Nettle's ECC functions were already side-channel silent, while the DSA functions still aren't. There's also one caveat regarding the improved RSA functions: due to small table lookups in relevant mpn_sec_* functions in GMP-6.1.2, the lowest and highest few bits of the secret factors p and q may still leak. I'm not aware of any attacks on RSA where knowing a few bits of the factors makes a significant difference. This leak will likely be plugged in later GMP versions.
Changes in behavior:
* The functions rsa_decrypt and rsa_decrypt_tr may now clobber all of the provided message buffer, independent of the actual message length. They are side-channel silent, in that branches and memory accesses don't depend on the validity or length of the message. Side-channel leakage from the caller's use of length and return value may still provide an oracle useable for a Bleichenbacher-style chosen ciphertext attack. Which is why the new function rsa_sec_decrypt is recommended.
New features:
* A new function rsa_sec_decrypt. It differs from rsa_decrypt_tr in that the length of the decrypted message is given a priori, and PKCS#1 padding indicating a different length is treated as an error. For applications that may be subject to chosen ciphertext attacks, it is recommended to initialize the message area with random data, call this function, and ignore the return value. This applies in particular to RSA-based key exchange in the TLS protocol.
Bug fixes:
* Fix bug in pkcs1-conv, missing break statements in the parsing of PEM input files.

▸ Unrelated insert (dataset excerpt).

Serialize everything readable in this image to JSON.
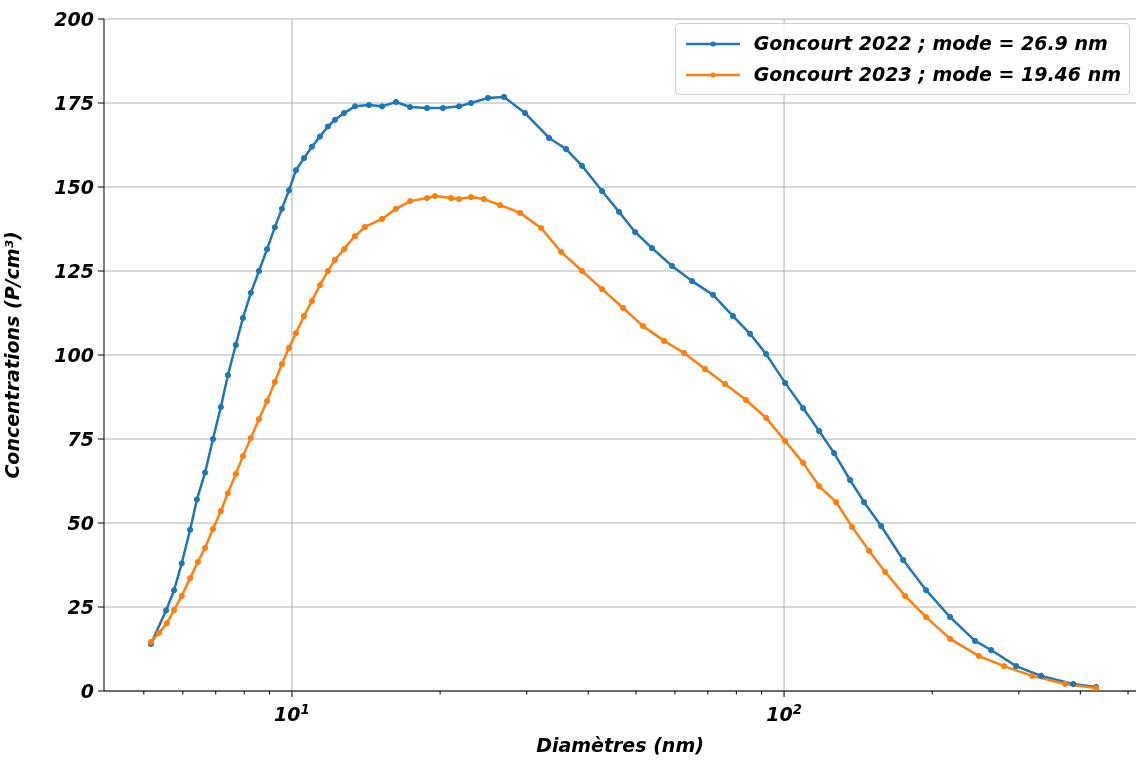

* Fix link error on the pss-mgf1-test test, affecting builds without public key support.
Performance regression:
* All RSA private key operations employing RSA blinding, i.e., rsa_decrypt_tr, rsa_*_sign_tr, the new rsa_sec_decrypt, and rsa_compute_root_tr, are significantly slower. This is because (i) RSA blinding now use side-channel silent operations, (ii) blinding includes a modular inversion, and (iii) side-channel silent modular inversion, implemented as mpn_sec_invert, is very expensive. A 60% slowdown for 2048-bit RSA keys have been measured.
Miscellaneous:
* Building the public key support of nettle now requires GMP version 6.0 or later (unless --enable-mini-gmp is used).
The shared library names are libnettle.so.6.5 and libhogweed.so.4.5, with sonames still libnettle.so.6 and libhogweed.so.4. It is intended to be fully binary compatible with nettle-3.1.